NBA – « Kobe Bryant était plus difficile à préparer que LeBron James »

La légende NBA des Los Angeles Lakers, Kobe Bryant (gauche), et l'actuelle star de la franchise, LeBron James (droite)
NBA (DR)

Par Mathieu Seguin | Rédacteur sport

En 2009, Stan Van Gundy a vécu l’un des parcours les plus exigeants pour un entraîneur NBA. En l’espace de deux séries consécutives, il a dû préparer un plan défensif contre LeBron James en finale de conférence Est, puis contre Kobe Bryant en Finales. Deux superstars, deux défis différents, et une comparaison qui continue d’alimenter les débats.

Publicité

Avec Orlando, Van Gundy a d’abord éliminé Cleveland en six matchs malgré une performance historique de LeBron. Le futur quadruple MVP a tourné à près de 39 points de moyenne sur la série, ajoutant rebonds et passes décisives. Pourtant, le Magic a tenu grâce à une stratégie claire : limiter la création pour les autres et accepter que James marque en isolation.

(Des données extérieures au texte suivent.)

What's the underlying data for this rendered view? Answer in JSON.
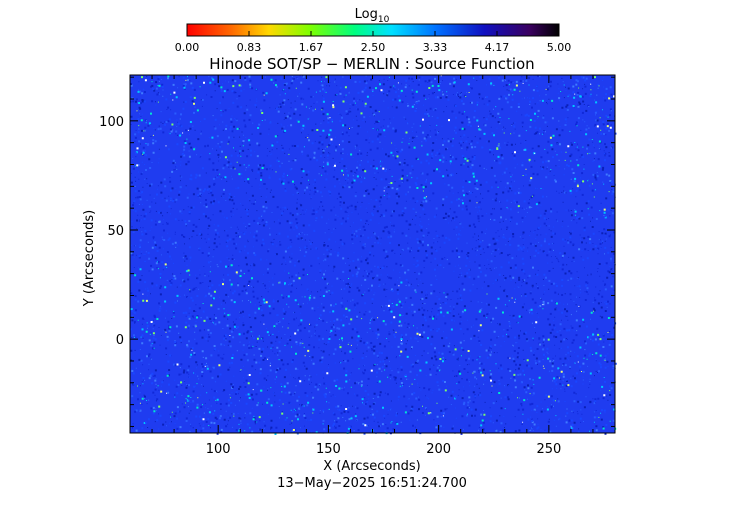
{
  "chart_data": {
    "type": "heatmap",
    "title": "Hinode SOT/SP − MERLIN : Source Function",
    "xlabel": "X (Arcseconds)",
    "ylabel": "Y (Arcseconds)",
    "xlim": [
      60,
      280
    ],
    "ylim": [
      -43,
      121
    ],
    "xticks": [
      100,
      150,
      200,
      250
    ],
    "yticks": [
      0,
      50,
      100
    ],
    "colorbar": {
      "label_base": "Log",
      "label_subscript": "10",
      "range": [
        0,
        5
      ],
      "ticks": [
        "0.00",
        "0.83",
        "1.67",
        "2.50",
        "3.33",
        "4.17",
        "5.00"
      ],
      "colormap": "rainbow"
    },
    "dominant_value": 4.1,
    "value_spread": "scattered 2.5–3.5 speckles on a 4.0–4.4 background",
    "dominant_color": "#1f3cf0",
    "timestamp": "13−May−2025  16:51:24.700"
  }
}
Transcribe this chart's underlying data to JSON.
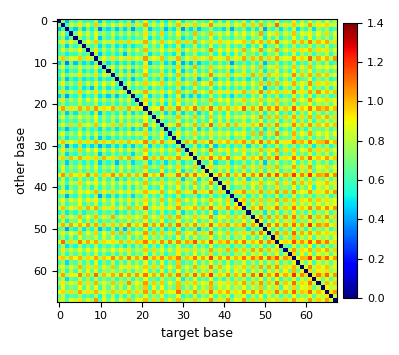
{
  "xlabel": "target base",
  "ylabel": "other base",
  "cmap": "jet",
  "vmin": 0,
  "vmax": 1.4,
  "colorbar_ticks": [
    0,
    0.2,
    0.4,
    0.6,
    0.8,
    1.0,
    1.2,
    1.4
  ],
  "n": 68,
  "xticks": [
    0,
    10,
    20,
    30,
    40,
    50,
    60
  ],
  "yticks": [
    0,
    10,
    20,
    30,
    40,
    50,
    60
  ],
  "seed": 123
}
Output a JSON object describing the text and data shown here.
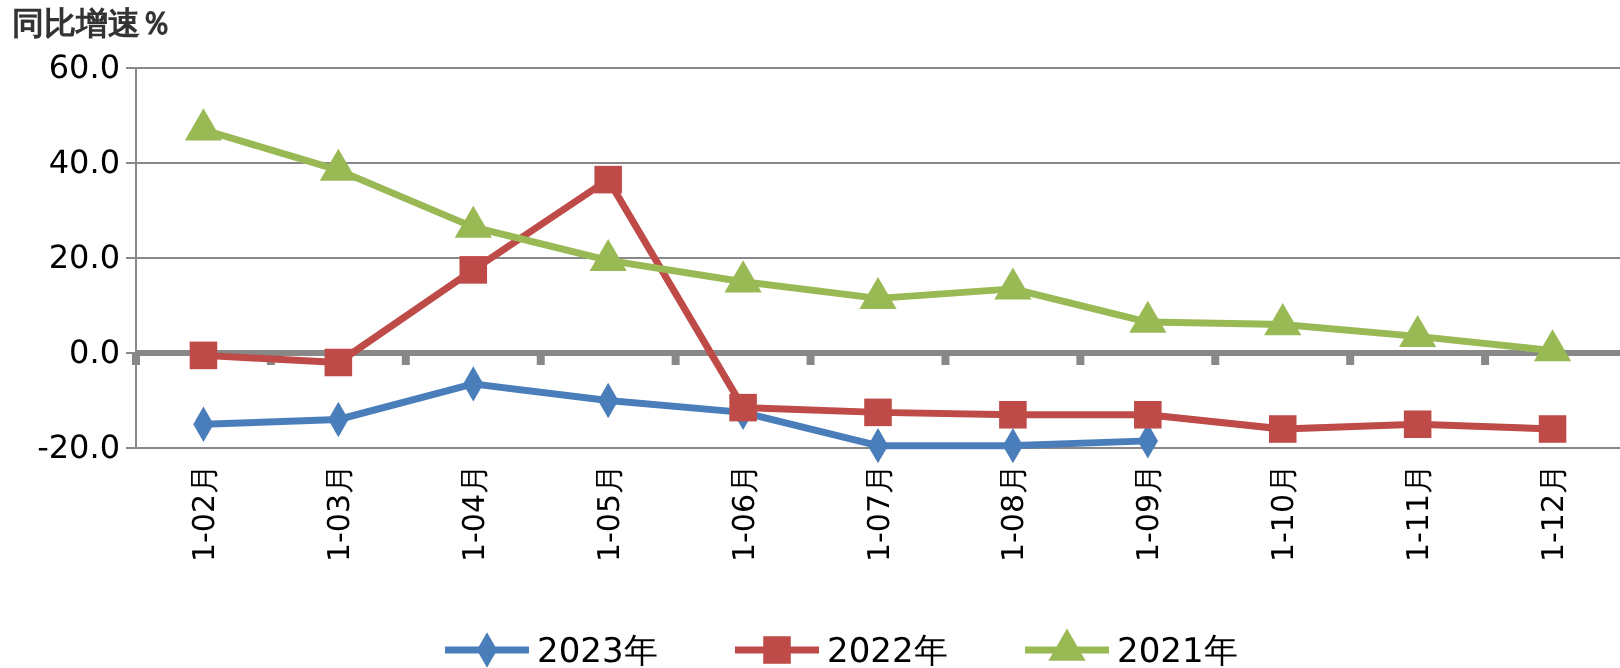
{
  "chart_data": {
    "type": "line",
    "title": "同比增速％",
    "categories": [
      "1-02月",
      "1-03月",
      "1-04月",
      "1-05月",
      "1-06月",
      "1-07月",
      "1-08月",
      "1-09月",
      "1-10月",
      "1-11月",
      "1-12月"
    ],
    "series": [
      {
        "name": "2023年",
        "color": "#4a7ebb",
        "marker": "diamond",
        "values": [
          -15,
          -14,
          -6.5,
          -10,
          -12.5,
          -19.5,
          -19.5,
          -18.5,
          null,
          null,
          null
        ]
      },
      {
        "name": "2022年",
        "color": "#be4b48",
        "marker": "square",
        "values": [
          -0.5,
          -2,
          17.5,
          36.5,
          -11.5,
          -12.5,
          -13,
          -13,
          -16,
          -15,
          -16
        ]
      },
      {
        "name": "2021年",
        "color": "#98b954",
        "marker": "triangle",
        "values": [
          47,
          38.5,
          26.5,
          19.5,
          15,
          11.5,
          13.5,
          6.5,
          6,
          3.5,
          0.5
        ]
      }
    ],
    "ylim": [
      -20,
      60
    ],
    "yticks": [
      {
        "value": -20,
        "label": "-20.0"
      },
      {
        "value": 0,
        "label": "0.0"
      },
      {
        "value": 20,
        "label": "20.0"
      },
      {
        "value": 40,
        "label": "40.0"
      },
      {
        "value": 60,
        "label": "60.0"
      }
    ],
    "grid": "y",
    "legend": "bottom"
  }
}
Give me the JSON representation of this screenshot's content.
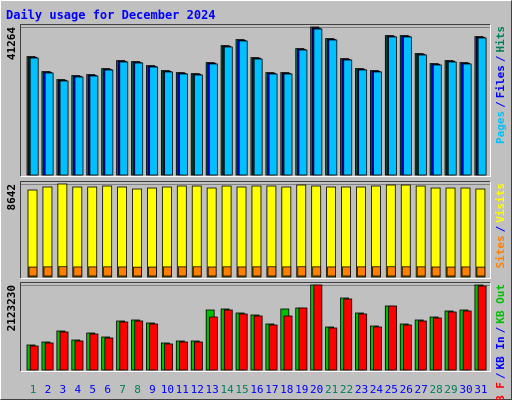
{
  "chart_data": [
    {
      "type": "bar",
      "title": "Daily usage for December 2024",
      "ylim": [
        0,
        41264
      ],
      "yticks": [
        41264
      ],
      "grid": true,
      "legend_separator": "/",
      "series": [
        {
          "name": "Pages",
          "color": "#00c0ff",
          "values": [
            32620,
            28440,
            26210,
            27320,
            27600,
            29280,
            31510,
            31230,
            30110,
            28720,
            28160,
            27880,
            30950,
            35690,
            37360,
            32340,
            28160,
            28160,
            34850,
            40700,
            37640,
            32060,
            29280,
            28720,
            38480,
            38480,
            33460,
            30670,
            31510,
            30950,
            38200
          ]
        },
        {
          "name": "Files",
          "color": "#0000ff",
          "values": [
            32820,
            28640,
            26410,
            27520,
            27800,
            29480,
            31710,
            31430,
            30310,
            28920,
            28360,
            28080,
            31150,
            35890,
            37560,
            32540,
            28360,
            28360,
            35050,
            40980,
            37840,
            32260,
            29480,
            28920,
            38680,
            38680,
            33660,
            30870,
            31710,
            31150,
            38400
          ]
        },
        {
          "name": "Hits",
          "color": "#00805c",
          "values": [
            33020,
            28840,
            26610,
            27720,
            28000,
            29680,
            31910,
            31630,
            30510,
            29120,
            28560,
            28280,
            31350,
            36090,
            37760,
            32740,
            28560,
            28560,
            35250,
            41264,
            38040,
            32460,
            29680,
            29120,
            38880,
            38880,
            33860,
            31070,
            31910,
            31350,
            38600
          ]
        }
      ]
    },
    {
      "type": "bar",
      "ylim": [
        0,
        8642
      ],
      "yticks": [
        8642
      ],
      "grid": true,
      "legend_separator": "/",
      "series": [
        {
          "name": "Sites",
          "color": "#ff8000",
          "values": [
            830,
            850,
            860,
            840,
            845,
            850,
            840,
            820,
            830,
            845,
            850,
            855,
            835,
            850,
            840,
            850,
            855,
            845,
            860,
            850,
            840,
            845,
            850,
            855,
            860,
            855,
            850,
            835,
            830,
            840,
            825
          ]
        },
        {
          "name": "Visits",
          "color": "#ffff00",
          "values": [
            8083,
            8362,
            8642,
            8362,
            8362,
            8454,
            8362,
            8176,
            8269,
            8362,
            8454,
            8454,
            8269,
            8454,
            8362,
            8454,
            8454,
            8362,
            8547,
            8454,
            8362,
            8362,
            8362,
            8454,
            8547,
            8547,
            8454,
            8269,
            8269,
            8269,
            8176
          ]
        }
      ]
    },
    {
      "type": "bar",
      "ylim": [
        0,
        2123230
      ],
      "yticks": [
        2123230
      ],
      "grid": true,
      "legend_separator": "/",
      "categories": [
        "1",
        "2",
        "3",
        "4",
        "5",
        "6",
        "7",
        "8",
        "9",
        "10",
        "11",
        "12",
        "13",
        "14",
        "15",
        "16",
        "17",
        "18",
        "19",
        "20",
        "21",
        "22",
        "23",
        "24",
        "25",
        "26",
        "27",
        "28",
        "29",
        "30",
        "31"
      ],
      "category_colors": [
        "#00805c",
        "#0000ff",
        "#0000ff",
        "#0000ff",
        "#0000ff",
        "#0000ff",
        "#00805c",
        "#00805c",
        "#0000ff",
        "#0000ff",
        "#0000ff",
        "#0000ff",
        "#0000ff",
        "#00805c",
        "#00805c",
        "#0000ff",
        "#0000ff",
        "#0000ff",
        "#0000ff",
        "#0000ff",
        "#00805c",
        "#00805c",
        "#0000ff",
        "#0000ff",
        "#0000ff",
        "#0000ff",
        "#0000ff",
        "#00805c",
        "#00805c",
        "#0000ff",
        "#0000ff"
      ],
      "series": [
        {
          "name": "KB F",
          "color": "#ff0000",
          "values": [
            599500,
            674430,
            949200,
            724390,
            899240,
            799330,
            1198990,
            1223970,
            1149030,
            649450,
            699400,
            699400,
            1323890,
            1498740,
            1398820,
            1348870,
            1124070,
            1348870,
            1548700,
            2123230,
            1049140,
            1773530,
            1398820,
            1074100,
            1598660,
            1124070,
            1223970,
            1298910,
            1448780,
            1473760,
            2098250
          ]
        },
        {
          "name": "KB In",
          "color": "#0000ff",
          "values": [
            0,
            0,
            0,
            0,
            0,
            0,
            0,
            0,
            0,
            0,
            0,
            0,
            0,
            0,
            0,
            0,
            0,
            0,
            0,
            0,
            0,
            0,
            0,
            0,
            0,
            0,
            0,
            0,
            0,
            0,
            0
          ]
        },
        {
          "name": "KB Out",
          "color": "#00c000",
          "values": [
            624480,
            699400,
            974180,
            749370,
            924220,
            824310,
            1223970,
            1248950,
            1174010,
            674430,
            724390,
            724390,
            1498740,
            1523720,
            1423800,
            1373850,
            1149030,
            1523720,
            1548700,
            2123230,
            1074100,
            1798490,
            1423800,
            1099080,
            1598660,
            1149030,
            1248950,
            1323890,
            1473760,
            1498740,
            2123230
          ]
        }
      ]
    }
  ]
}
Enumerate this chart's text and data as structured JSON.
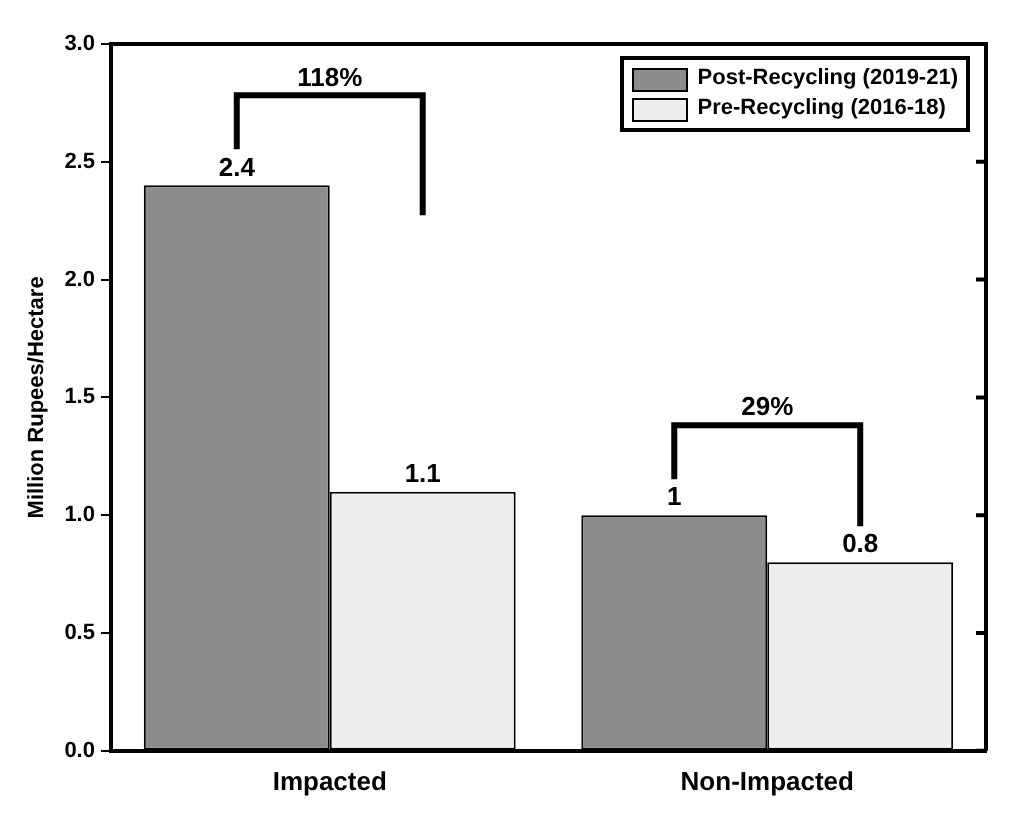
{
  "chart_data": {
    "type": "bar",
    "ylabel": "Million Rupees/Hectare",
    "categories": [
      "Impacted",
      "Non-Impacted"
    ],
    "series": [
      {
        "name": "Post-Recycling (2019-21)",
        "color": "#8c8c8c",
        "values": [
          2.4,
          1.0
        ]
      },
      {
        "name": "Pre-Recycling (2016-18)",
        "color": "#eeeeee",
        "values": [
          1.1,
          0.8
        ]
      }
    ],
    "ylim": [
      0,
      3
    ],
    "yticks": [
      {
        "value": 0,
        "label": "0.0"
      },
      {
        "value": 0.5,
        "label": "0.5"
      },
      {
        "value": 1,
        "label": "1.0"
      },
      {
        "value": 1.5,
        "label": "1.5"
      },
      {
        "value": 2,
        "label": "2.0"
      },
      {
        "value": 2.5,
        "label": "2.5"
      },
      {
        "value": 3,
        "label": "3.0"
      }
    ],
    "annotations": [
      "118%",
      "29%"
    ],
    "data_labels": true,
    "legend": "top right",
    "grid": false
  }
}
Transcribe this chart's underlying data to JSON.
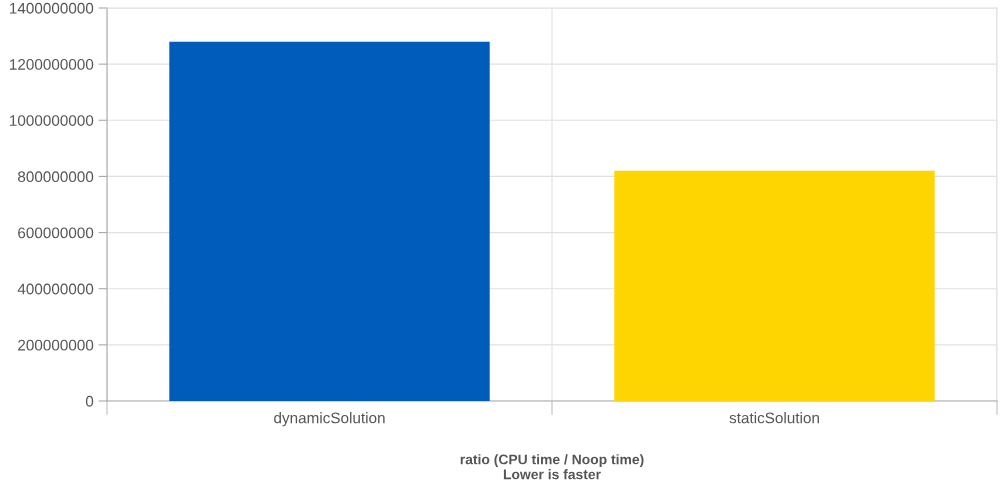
{
  "chart_data": {
    "type": "bar",
    "xlabel": "ratio (CPU time / Noop time)\nLower is faster",
    "categories": [
      "dynamicSolution",
      "staticSolution"
    ],
    "values": [
      1280000000,
      820000000
    ],
    "colors": [
      "#005cbb",
      "#fed500"
    ],
    "ylim": [
      0,
      1400000000
    ],
    "yticks": [
      0,
      200000000,
      400000000,
      600000000,
      800000000,
      1000000000,
      1200000000,
      1400000000
    ],
    "grid": true,
    "legend": false
  }
}
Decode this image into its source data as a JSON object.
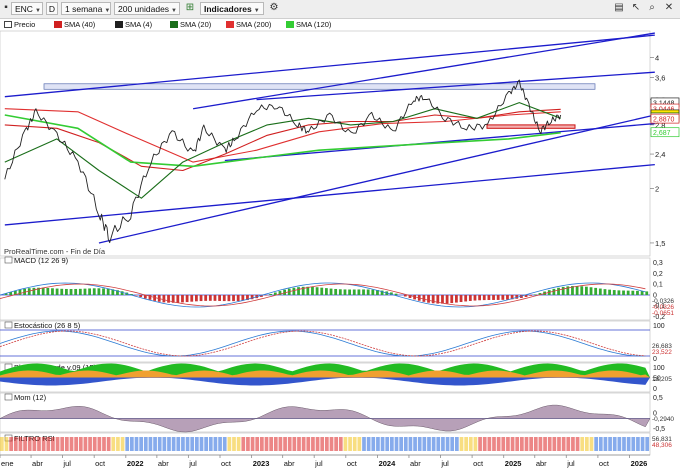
{
  "toolbar": {
    "symbol": "ENC",
    "period_letter": "D",
    "timeframe": "1 semana",
    "units": "200 unidades",
    "indicators_label": "Indicadores"
  },
  "legend": [
    {
      "label": "Precio",
      "color": "#222222"
    },
    {
      "label": "SMA (40)",
      "color": "#d02020"
    },
    {
      "label": "SMA (4)",
      "color": "#202020"
    },
    {
      "label": "SMA (20)",
      "color": "#1a6e1a"
    },
    {
      "label": "SMA (200)",
      "color": "#e03030"
    },
    {
      "label": "SMA (120)",
      "color": "#33cc33"
    }
  ],
  "watermark": "ProRealTime.com - Fin de Día",
  "colors": {
    "price": "#222222",
    "trend": "#1c1ccc",
    "sma40": "#d02020",
    "sma20": "#1a6e1a",
    "sma120": "#33cc33",
    "zone": "#b8c2e8"
  },
  "chart_data": [
    {
      "type": "line",
      "panel": "price",
      "yticks": [
        "4",
        "3,6",
        "3,2",
        "2,8",
        "2,4",
        "2",
        "1,5"
      ],
      "ylim": [
        1.4,
        4.6
      ],
      "price_tags": [
        {
          "label": "3,1448",
          "value": 3.1448,
          "color": "#222222"
        },
        {
          "label": "3,0446",
          "value": 3.0446,
          "color": "#d02020"
        },
        {
          "label": "2,952",
          "value": 2.952,
          "color": "#222222",
          "highlight": "#ffe600"
        },
        {
          "label": "2,9060",
          "value": 2.906,
          "color": "#1a6e1a"
        },
        {
          "label": "2,8870",
          "value": 2.887,
          "color": "#d02020"
        },
        {
          "label": "2,687",
          "value": 2.687,
          "color": "#33cc33"
        }
      ],
      "x_date_range": [
        "2021-01",
        "2026-03"
      ],
      "series": [
        {
          "name": "Precio",
          "x": [
            "2021-01",
            "2021-03",
            "2021-04",
            "2021-06",
            "2021-08",
            "2021-10",
            "2021-11",
            "2022-01",
            "2022-03",
            "2022-05",
            "2022-07",
            "2022-08",
            "2022-10",
            "2022-11",
            "2023-01",
            "2023-03",
            "2023-05",
            "2023-06",
            "2023-08",
            "2023-10",
            "2023-12",
            "2024-02",
            "2024-04",
            "2024-05",
            "2024-07",
            "2024-09",
            "2024-11",
            "2025-01",
            "2025-02",
            "2025-03",
            "2025-04",
            "2025-05",
            "2025-06"
          ],
          "y": [
            2.1,
            2.7,
            3.0,
            2.65,
            2.3,
            1.75,
            1.55,
            1.75,
            2.3,
            2.7,
            2.4,
            2.75,
            2.45,
            2.6,
            3.05,
            3.1,
            2.8,
            2.7,
            2.95,
            2.65,
            2.95,
            2.7,
            3.2,
            3.25,
            2.9,
            2.75,
            2.8,
            3.3,
            3.5,
            3.1,
            2.7,
            2.85,
            2.95
          ]
        },
        {
          "name": "SMA (40)",
          "x": [
            "2021-01",
            "2021-06",
            "2021-10",
            "2022-02",
            "2022-06",
            "2022-10",
            "2023-02",
            "2023-06",
            "2023-10",
            "2024-02",
            "2024-06",
            "2024-10",
            "2025-02",
            "2025-06"
          ],
          "y": [
            2.8,
            2.75,
            2.55,
            2.25,
            2.2,
            2.4,
            2.65,
            2.8,
            2.85,
            2.85,
            2.95,
            2.9,
            3.0,
            3.04
          ]
        },
        {
          "name": "SMA (20)",
          "x": [
            "2021-01",
            "2021-06",
            "2021-10",
            "2022-02",
            "2022-06",
            "2022-10",
            "2023-02",
            "2023-06",
            "2023-10",
            "2024-02",
            "2024-06",
            "2024-10",
            "2025-02",
            "2025-06"
          ],
          "y": [
            2.3,
            2.6,
            2.2,
            1.9,
            2.3,
            2.55,
            2.8,
            2.9,
            2.8,
            2.85,
            3.05,
            2.9,
            3.15,
            2.9
          ]
        },
        {
          "name": "SMA (200)",
          "x": [
            "2021-01",
            "2021-08",
            "2022-01",
            "2022-07",
            "2023-01",
            "2023-07",
            "2024-01",
            "2024-07",
            "2025-01",
            "2025-06"
          ],
          "y": [
            3.05,
            3.0,
            2.65,
            2.3,
            2.45,
            2.7,
            2.82,
            2.85,
            2.95,
            3.0
          ]
        },
        {
          "name": "SMA (120)",
          "x": [
            "2021-01",
            "2021-08",
            "2022-01",
            "2022-07",
            "2023-01",
            "2023-07",
            "2024-01",
            "2024-07",
            "2025-01",
            "2025-06"
          ],
          "y": [
            2.95,
            2.75,
            2.3,
            2.25,
            2.35,
            2.45,
            2.5,
            2.55,
            2.6,
            2.687
          ]
        }
      ]
    },
    {
      "type": "line",
      "panel": "macd",
      "title": "MACD (12 26 9)",
      "yticks": [
        "0,3",
        "0,2",
        "0,1",
        "0",
        "-0,1",
        "-0,2"
      ],
      "value_tags": [
        "-0,0326",
        "-0,0326",
        "-0,0651"
      ]
    },
    {
      "type": "line",
      "panel": "stochastic",
      "title": "Estocástico (26 8 5)",
      "yticks": [
        "100",
        "0"
      ],
      "value_tags": [
        "26,683",
        "23,522"
      ]
    },
    {
      "type": "area",
      "panel": "koncorde",
      "title": "Blai5 Koncorde v.09 (15)",
      "yticks": [
        "100",
        "50",
        "0"
      ],
      "value_tags": [
        "13,205"
      ]
    },
    {
      "type": "line",
      "panel": "momentum",
      "title": "Mom (12)",
      "yticks": [
        "0,5",
        "0",
        "-0,5"
      ],
      "value_tags": [
        "-0,2940"
      ]
    },
    {
      "type": "bar",
      "panel": "rsi_filter",
      "title": "FILTRO RSI",
      "value_tags": [
        "56,831",
        "48,306"
      ]
    }
  ],
  "x_axis": {
    "labels": [
      "ene",
      "abr",
      "jul",
      "oct",
      "2022",
      "abr",
      "jul",
      "oct",
      "2023",
      "abr",
      "jul",
      "oct",
      "2024",
      "abr",
      "jul",
      "oct",
      "2025",
      "abr",
      "jul",
      "oct",
      "2026"
    ],
    "bold": [
      false,
      false,
      false,
      false,
      true,
      false,
      false,
      false,
      true,
      false,
      false,
      false,
      true,
      false,
      false,
      false,
      true,
      false,
      false,
      false,
      true
    ]
  }
}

Face aux Lakers en Finales, le scénario a changé. Invité sur “Run it Back”, Van Gundy a expliqué : « Kobe était plus difficile à préparer… mais seulement parce qu’il avait plus de choses autour de lui. » Il a précisé : « Il avait Pau Gasol. Il avait une très bonne équipe autour de lui. LeBron portait vraiment cette équipe à Cleveland. » Puis il a ajouté, avec franchise : « Kobe n’était pas forcément meilleur que LeBron ; il avait simplement plus autour de lui. »

Publicité

Une question de contexte collectif

Contre Cleveland, le plan était assumé. « Notre plan était de le laisser marquer et d’éviter qu’il crée des tirs faciles pour les autres », a détaillé Van Gundy. « On acceptait les un-contre-un, on essayait de ne pas trop faire faute, et s’il mettait des tirs difficiles, on vivait avec. » Cette approche a fonctionné parce que l’effectif des Cavaliers dépendait massivement de la production individuelle de James.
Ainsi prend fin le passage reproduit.